Former city in Colorado, United States

South Denver was an incorporated city in Colorado, United States, which was incorporated in 1886 and annexed by Denver in 1894. Covering almost 12 square miles that included the former site of Montana City, the South Denver community was established by James Fleming in 1881 as an alcohol-free community. Potato farmer Rufus "Potato" Clark led a group which donated land to allow the University of Denver to relocate to the area and escape the "moral and environmental pollution" of Denver. Incorporated as a town to enable the community to enforce vice laws, its anti-alcohol regulations surviving the city's dissolution. John Evans, the former Colorado governor, contributed to the community's development by fostering the establishment of the two Methodist-organized subdivisions of University Park Colony and Evanston.

Under duress from the 1893 Silver Panic, South Denver became one of many communities absorbed by Denver during the 1890s. Portions of the townsite now comprises the Denver neighborhoods of University and University Park.

==History==
In 1881, James Fleming established the South Denver community to serve as a "dry" Denver suburb. Fleming, a young man who had made his wealth in the Pennsylvanian oil industry, sold much of what he owned in the area to permit the community to have transportation and residential development. In the center of the land he kept, Fleming constructed a Queen Anne-style home at 1520 Grant Street.

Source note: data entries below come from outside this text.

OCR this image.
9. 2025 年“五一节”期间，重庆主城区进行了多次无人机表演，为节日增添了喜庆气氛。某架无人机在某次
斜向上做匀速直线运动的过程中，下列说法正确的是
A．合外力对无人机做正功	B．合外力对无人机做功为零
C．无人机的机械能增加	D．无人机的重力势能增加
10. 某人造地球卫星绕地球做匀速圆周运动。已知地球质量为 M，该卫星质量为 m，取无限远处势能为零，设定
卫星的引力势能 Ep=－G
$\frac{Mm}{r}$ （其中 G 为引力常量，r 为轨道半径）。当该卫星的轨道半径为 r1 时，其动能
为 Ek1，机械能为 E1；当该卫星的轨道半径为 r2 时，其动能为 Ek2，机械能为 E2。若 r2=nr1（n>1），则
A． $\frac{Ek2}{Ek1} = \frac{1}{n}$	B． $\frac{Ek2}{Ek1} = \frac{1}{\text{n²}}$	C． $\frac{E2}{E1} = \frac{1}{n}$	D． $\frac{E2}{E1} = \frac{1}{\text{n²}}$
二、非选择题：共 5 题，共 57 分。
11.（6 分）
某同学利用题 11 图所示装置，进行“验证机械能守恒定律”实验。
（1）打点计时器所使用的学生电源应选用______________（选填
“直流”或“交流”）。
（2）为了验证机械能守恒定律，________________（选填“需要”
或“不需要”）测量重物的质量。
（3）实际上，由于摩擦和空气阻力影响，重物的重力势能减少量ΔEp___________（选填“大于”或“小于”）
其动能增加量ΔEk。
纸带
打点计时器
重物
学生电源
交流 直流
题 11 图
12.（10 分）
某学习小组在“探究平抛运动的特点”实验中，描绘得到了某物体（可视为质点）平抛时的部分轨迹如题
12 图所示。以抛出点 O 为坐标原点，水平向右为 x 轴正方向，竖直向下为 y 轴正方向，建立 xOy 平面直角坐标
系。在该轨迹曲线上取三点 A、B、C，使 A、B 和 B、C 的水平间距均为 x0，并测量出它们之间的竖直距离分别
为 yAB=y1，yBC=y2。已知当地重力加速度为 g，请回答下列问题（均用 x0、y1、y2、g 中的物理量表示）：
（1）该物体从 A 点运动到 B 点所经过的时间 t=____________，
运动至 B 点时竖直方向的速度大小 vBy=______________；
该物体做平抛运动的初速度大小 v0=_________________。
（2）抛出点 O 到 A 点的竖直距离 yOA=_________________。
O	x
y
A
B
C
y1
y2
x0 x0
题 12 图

Though the area that comprised the area known as "South Denver" or the "South Side" was poorly defined in the 20 years following the 1860 establishment of Denver, the community of South Denver's formal boundaries were Alameda and Yale Avenues to the north and south respectively and Colorado Boulevard to the South Platte River from east to west. In all, the community's almost 12-square-mile area made it the largest of Denver's suburbs. South Denver included the former site of Montana City, a community established during 1858 Pikes Peak Gold Rush and the first settlement in the Denver area.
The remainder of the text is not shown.